Ahora bien, en principio cabe efectuar el mismo experimento con electrones. En cierta forma, eso es lo que Davisson hizo en los laboratorios Bell. Cuando se usan electrones, el experimento arroja también un patrón de interferencia. La pantalla se cubre con contadores Geiger minúsculos, que suenan cuando un electrón da en ellos. El contador Geiger detecta partículas. Para comprobar que los contadores funcionan, ponemos una pieza de plomo gruesa sobre la rendija dos: los electrones no pueden atravesarla. En este caso, todos los contadores Geiger sonarán si esperamos lo suficiente para que unos miles de electrones pasen a través de la otra rendija, la que está abierta.
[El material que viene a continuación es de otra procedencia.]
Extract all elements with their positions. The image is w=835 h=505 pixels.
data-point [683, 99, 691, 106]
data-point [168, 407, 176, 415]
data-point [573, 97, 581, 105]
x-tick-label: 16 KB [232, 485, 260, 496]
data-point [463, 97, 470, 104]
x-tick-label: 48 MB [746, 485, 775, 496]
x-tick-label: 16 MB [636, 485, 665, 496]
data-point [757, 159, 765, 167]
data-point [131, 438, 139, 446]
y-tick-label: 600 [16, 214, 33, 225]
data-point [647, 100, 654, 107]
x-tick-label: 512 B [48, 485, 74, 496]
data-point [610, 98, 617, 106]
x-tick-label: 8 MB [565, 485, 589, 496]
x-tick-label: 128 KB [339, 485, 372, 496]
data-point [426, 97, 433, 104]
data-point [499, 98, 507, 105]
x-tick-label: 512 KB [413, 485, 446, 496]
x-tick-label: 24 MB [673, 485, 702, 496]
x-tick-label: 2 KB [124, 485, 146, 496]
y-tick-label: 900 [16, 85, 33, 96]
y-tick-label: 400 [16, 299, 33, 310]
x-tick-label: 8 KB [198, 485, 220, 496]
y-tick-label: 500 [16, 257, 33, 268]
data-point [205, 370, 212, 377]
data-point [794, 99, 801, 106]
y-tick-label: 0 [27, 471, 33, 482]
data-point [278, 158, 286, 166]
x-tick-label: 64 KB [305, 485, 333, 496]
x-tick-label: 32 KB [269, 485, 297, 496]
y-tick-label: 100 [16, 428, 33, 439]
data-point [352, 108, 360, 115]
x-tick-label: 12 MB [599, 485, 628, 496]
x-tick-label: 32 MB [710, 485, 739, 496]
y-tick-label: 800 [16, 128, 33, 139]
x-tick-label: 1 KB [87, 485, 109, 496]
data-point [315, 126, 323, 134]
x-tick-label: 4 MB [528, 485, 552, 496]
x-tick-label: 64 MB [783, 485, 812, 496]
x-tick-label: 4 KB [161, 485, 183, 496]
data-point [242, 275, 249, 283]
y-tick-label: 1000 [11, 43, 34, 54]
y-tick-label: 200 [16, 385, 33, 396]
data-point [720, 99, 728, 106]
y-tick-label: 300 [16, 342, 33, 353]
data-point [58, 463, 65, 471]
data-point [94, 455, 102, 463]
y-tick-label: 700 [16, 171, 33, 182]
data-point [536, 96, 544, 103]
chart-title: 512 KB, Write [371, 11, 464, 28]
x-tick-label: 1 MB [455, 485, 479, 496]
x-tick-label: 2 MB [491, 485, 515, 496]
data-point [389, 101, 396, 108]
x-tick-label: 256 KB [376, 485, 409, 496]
Pero cuando las dos rendijas lo están, ¡hay columnas de contadores Geiger que no suenan nunca!

Esperad un minuto. Prestad atención a esto. Cuando se cierra una rendija, los electrones, que brotan a través de la otra, se dispersan, y unos van a la izquierda, otras en línea recta, otros a la derecha, y hacen que se forme a lo largo y ancho de la pantalla un patrón más o menos uniforme de ruidos de contadores, lo mismo que la luz amarilla de Young creaba una ancha línea brillante en su experimento de una sola rendija. En otras palabras, los electrones se comportan, lo que es bastante lógico, como partículas. Pero si retiramos el plomo y dejamos que pasen algunos electrones por la rendija dos, el patrón cambia y ningún electrón llega a esas columnas de contadores Geiger que están donde caen las franjas oscuras. Los electrones actúan entonces como ondas. Sin embargo, sabemos que son partículas porque los contadores suenan.